Durante a assembleia os dirigentes destacaram que todas as negociações são difíceis, mas nesta a empresa tem feito questão de  se posicionar contra qualquer alternativa de negociação, inclusive não se manifestando no prazo determinado pelo Tribunal Superior do Trabalho (TST) para prorrogação do Acordo, cujo órgão ela mesmo pediu a mediação. Isso, segundo os dirigentes, deixa clara a intenção da ECT de cortar direitos, tanto que ela está alardeando que com o vencimento do Acordo, ficam valendo as regras da CLT ou do edital de concurso dos servidores.

Por fim, informaram que pela primeira vez numa negociação, a empresa cancelou reuniões sindicais sem qualquer justificativa, cortando o acesso do Sindicato aos trabalhadores nos locais de trabalho. E concluíram: “estão empurrando a categoria para a greve”.

Privatização é um projeto político

Quanto ao discurso de que as greves da categoria estão entre os motivos da privatização, os diretores do SINTECT-RS alertaram a categoria de que se trata de uma estratégia sacana da empresa, uma mentira com a intenção de desmobilizar e patrolar os direitos dos trabalhadores. O desmonte do acordo coletivo é um requisito para privatizar mais facilmente a empresa e entregar ela mais enxuta, do ponto de vista do acordo coletivo, para o setor privado.

É preciso que todos entendam que a privatização tem a ver com um projeto político de entrega da riqueza e do patrimônio dos brasileiros para grupos internacionais. Manter o acordo com todos os direitos conquistados, é dificultar a privatização. Não tem nada a ver com greves, que é um direito garantido constitucionalmente e que foram necessárias frente aos sucessivos ataques de governos e de gestores aos direitos da categoria.  

Não é hora para desânimo

Nas falas dos trabalhadores, foi destacado que o momento é muito sério e grave e lembrado que todos serão afetados, incluindo os gestores que hoje tentam pressionar os trabalhadores contra as mobilizações. Houve um apelo no sentido de que todos participem da luta, que ultrapassa a questão salarial, mas que se trata, na verdade, de defender a empresa, os direitos de todos os cerca de 90 mil trabalhadores de Correios, independente do cargo (atendentes, OTTs, carteiros, administrativos e outros dos ensinos médio e universitário) e de manter a empresa pública, com manutenção dos empregos de todos. E mandaram um recado aos colegas: não é hora de desânimo.

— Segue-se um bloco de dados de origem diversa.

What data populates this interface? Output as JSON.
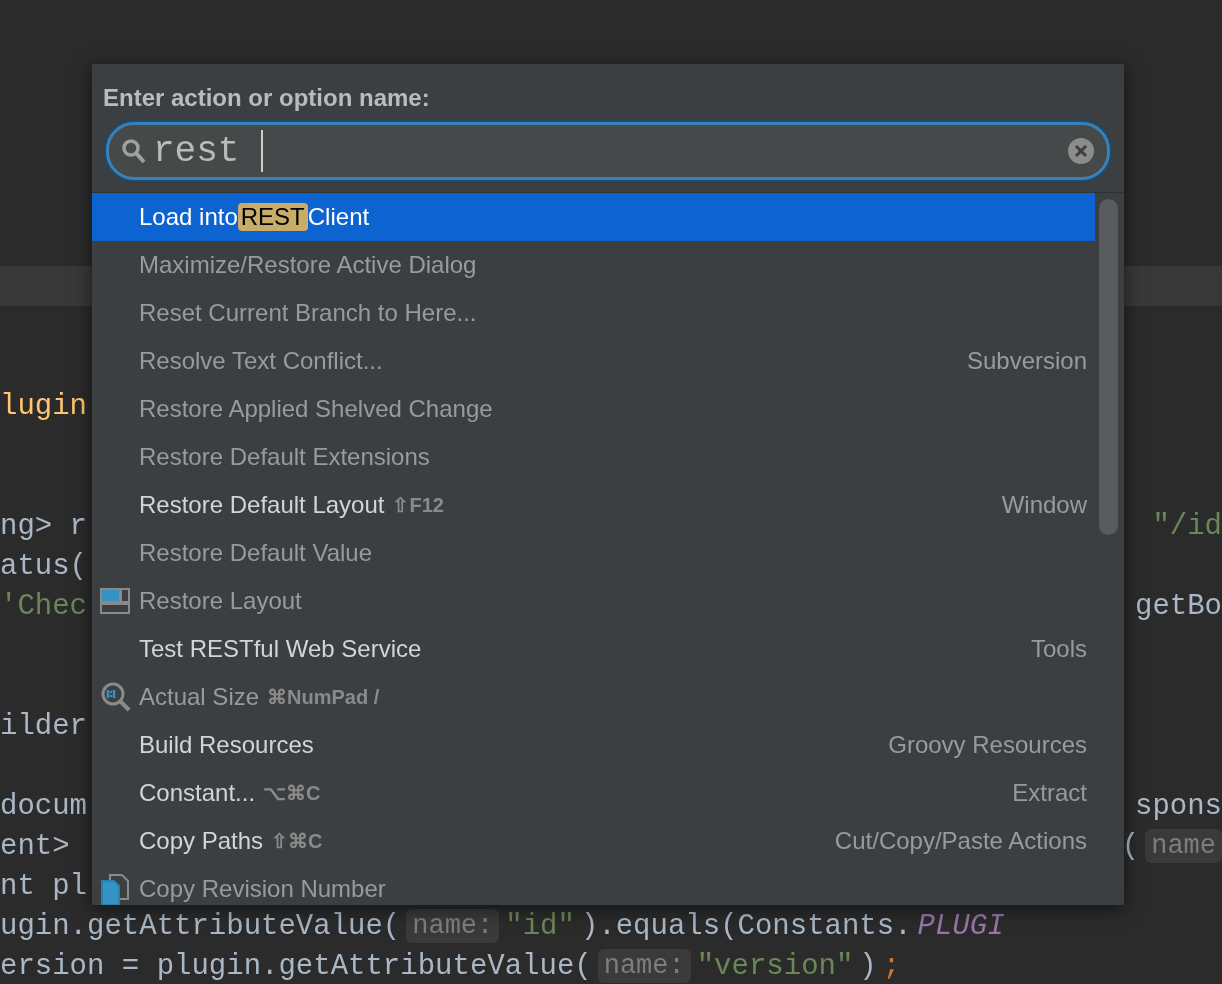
{
  "editor": {
    "lines": [
      {
        "current": false
      },
      {
        "current": false
      },
      {
        "current": false
      },
      {
        "current": true
      },
      {
        "current": false
      },
      {
        "current": false
      },
      {
        "current": false,
        "left": [
          {
            "kind": "method",
            "text": "lugin"
          }
        ]
      },
      {
        "current": false
      },
      {
        "current": false
      },
      {
        "current": false,
        "left": [
          {
            "kind": "plain",
            "text": "ng> r"
          }
        ],
        "right": [
          {
            "kind": "string",
            "text": "\"/id"
          }
        ]
      },
      {
        "current": false,
        "left": [
          {
            "kind": "plain",
            "text": "atus("
          }
        ]
      },
      {
        "current": false,
        "left": [
          {
            "kind": "string",
            "text": "'Chec"
          }
        ],
        "right": [
          {
            "kind": "plain",
            "text": "getBo"
          }
        ]
      },
      {
        "current": false
      },
      {
        "current": false
      },
      {
        "current": false,
        "left": [
          {
            "kind": "plain",
            "text": "ilder"
          }
        ]
      },
      {
        "current": false
      },
      {
        "current": false,
        "left": [
          {
            "kind": "plain",
            "text": "docum"
          }
        ],
        "right": [
          {
            "kind": "plain",
            "text": "spons"
          }
        ]
      },
      {
        "current": false,
        "left": [
          {
            "kind": "plain",
            "text": "ent>"
          }
        ],
        "right": [
          {
            "kind": "plain",
            "text": "("
          },
          {
            "kind": "hint",
            "text": "name"
          }
        ]
      },
      {
        "current": false,
        "left": [
          {
            "kind": "plain",
            "text": "nt pl"
          }
        ]
      },
      {
        "current": false,
        "left": [
          {
            "kind": "plain",
            "text": "ugin.getAttributeValue("
          },
          {
            "kind": "hint",
            "text": "name:"
          },
          {
            "kind": "string",
            "text": "\"id\""
          },
          {
            "kind": "plain",
            "text": ").equals(Constants."
          },
          {
            "kind": "constant",
            "text": "PLUGI"
          }
        ]
      },
      {
        "current": false,
        "left": [
          {
            "kind": "plain",
            "text": "ersion = plugin.getAttributeValue("
          },
          {
            "kind": "hint",
            "text": "name:"
          },
          {
            "kind": "string",
            "text": "\"version\""
          },
          {
            "kind": "plain",
            "text": ")"
          },
          {
            "kind": "keyword",
            "text": ";"
          }
        ]
      }
    ]
  },
  "popup": {
    "title": "Enter action or option name:",
    "search": {
      "value": "rest"
    },
    "items": [
      {
        "label": "Load into ",
        "match": "REST",
        "after": " Client",
        "selected": true,
        "disabled": false
      },
      {
        "label": "Maximize/Restore Active Dialog",
        "selected": false,
        "disabled": true
      },
      {
        "label": "Reset Current Branch to Here...",
        "selected": false,
        "disabled": true
      },
      {
        "label": "Resolve Text Conflict...",
        "group": "Subversion",
        "selected": false,
        "disabled": true
      },
      {
        "label": "Restore Applied Shelved Change",
        "selected": false,
        "disabled": true
      },
      {
        "label": "Restore Default Extensions",
        "selected": false,
        "disabled": true
      },
      {
        "label": "Restore Default Layout",
        "shortcut": "⇧F12",
        "group": "Window",
        "selected": false,
        "disabled": false
      },
      {
        "label": "Restore Default Value",
        "selected": false,
        "disabled": true
      },
      {
        "label": "Restore Layout",
        "kind": "layout",
        "selected": false,
        "disabled": true
      },
      {
        "label": "Test RESTful Web Service",
        "group": "Tools",
        "selected": false,
        "disabled": false
      },
      {
        "label": "Actual Size",
        "shortcut": "⌘NumPad /",
        "kind": "zoom",
        "selected": false,
        "disabled": true
      },
      {
        "label": "Build Resources",
        "group": "Groovy Resources",
        "selected": false,
        "disabled": false
      },
      {
        "label": "Constant...",
        "shortcut": "⌥⌘C",
        "group": "Extract",
        "selected": false,
        "disabled": false
      },
      {
        "label": "Copy Paths",
        "shortcut": "⇧⌘C",
        "group": "Cut/Copy/Paste Actions",
        "selected": false,
        "disabled": false
      },
      {
        "label": "Copy Revision Number",
        "kind": "copy",
        "selected": false,
        "disabled": true
      }
    ]
  }
}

Ao contrário, é hora de lutar ainda mais e se esta luta não contar com todos, junto com o Sindicato, não há garantias de manter as conquistas da categoria.

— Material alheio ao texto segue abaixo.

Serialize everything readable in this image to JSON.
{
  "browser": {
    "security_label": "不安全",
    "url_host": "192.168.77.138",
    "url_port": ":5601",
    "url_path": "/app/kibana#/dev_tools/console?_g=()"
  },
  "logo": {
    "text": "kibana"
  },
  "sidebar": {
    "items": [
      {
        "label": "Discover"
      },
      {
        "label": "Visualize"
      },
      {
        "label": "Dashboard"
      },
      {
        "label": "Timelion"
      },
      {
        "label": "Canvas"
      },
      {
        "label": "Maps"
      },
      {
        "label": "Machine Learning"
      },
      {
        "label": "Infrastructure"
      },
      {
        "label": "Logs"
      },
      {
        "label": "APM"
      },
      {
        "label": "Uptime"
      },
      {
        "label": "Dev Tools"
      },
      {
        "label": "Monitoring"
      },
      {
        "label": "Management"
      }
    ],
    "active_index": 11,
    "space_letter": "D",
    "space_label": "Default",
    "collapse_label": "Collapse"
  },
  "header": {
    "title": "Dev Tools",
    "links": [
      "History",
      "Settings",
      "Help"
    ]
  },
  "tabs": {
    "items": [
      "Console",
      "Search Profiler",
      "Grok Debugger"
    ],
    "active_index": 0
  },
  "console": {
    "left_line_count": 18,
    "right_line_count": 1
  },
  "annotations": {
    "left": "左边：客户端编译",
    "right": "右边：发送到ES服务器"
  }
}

Também frisaram a necessidade de que os trabalhadores olhem todo o Acordo Coletivo e que vejam tudo que será perdido se ele não for renovado, ou seja, se passarem a ser regidos pela CLT apenas, ainda mais depois da reforma trabalhista de 2017. Foi lembrado que as trabalhadoras serão ainda mais afetadas, já que muitas cláusulas dizem respeito a benefícios para a mulher trabalhadora.

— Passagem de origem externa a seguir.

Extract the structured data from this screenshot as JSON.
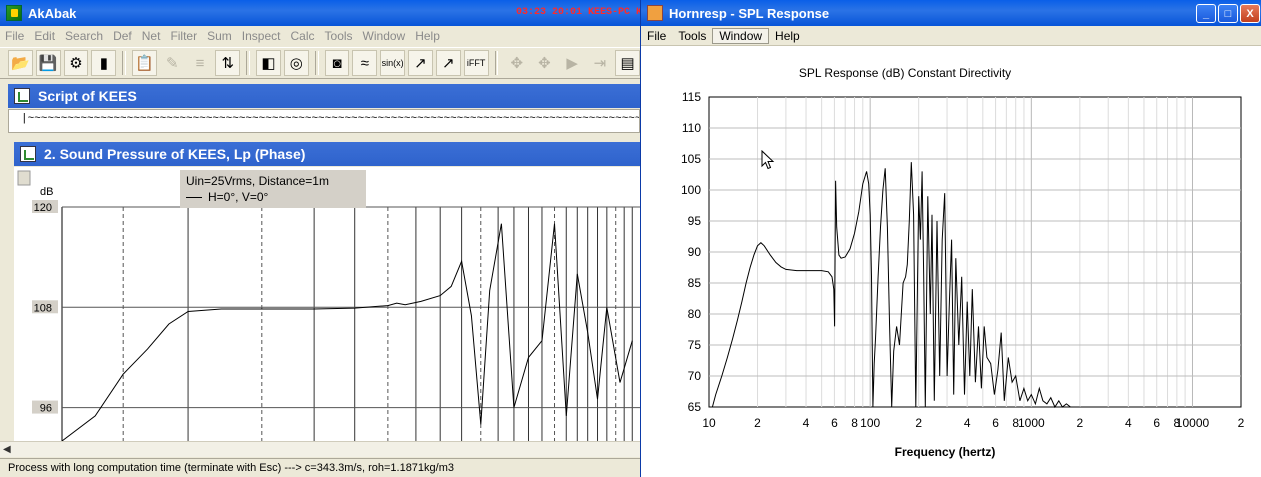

Por fim questionaram: se este não é o momento de brigar, quando estão sendo retirados todos os direitos e caminhando para a privatização da empresa, isso depois de todos os ataques sofridos, então quando será o momento?

Os trabalhadores presentes à assembleia reiteraram que a categoria deve exigir das federações (Fentect e Findect), que de fato se construa uma greve forte e unitária para o dia 10 de setembro.

Encaminhamentos

No final, foram aprovados os seguintes encaminhamentos:

– manter o estado de greve;

– realizar nova assembleia dia 10 de setembro, com indicativo de greve para às 23h do dia 10;

– construir uma cartilha sobre a privatização;

– participar da audiência pública sobre a privatização dos Correios segunda-feira, às 18:30, na Sala João Neves da Fontoura – Plenarinho (3º andar da Assembleia Legislativa do RS);

– enviar emails para deputados federais e senadores contra a privatização dos Correios;

– fortalecer as mobilizações e construir um grande movimento para o dia 10 de setembro.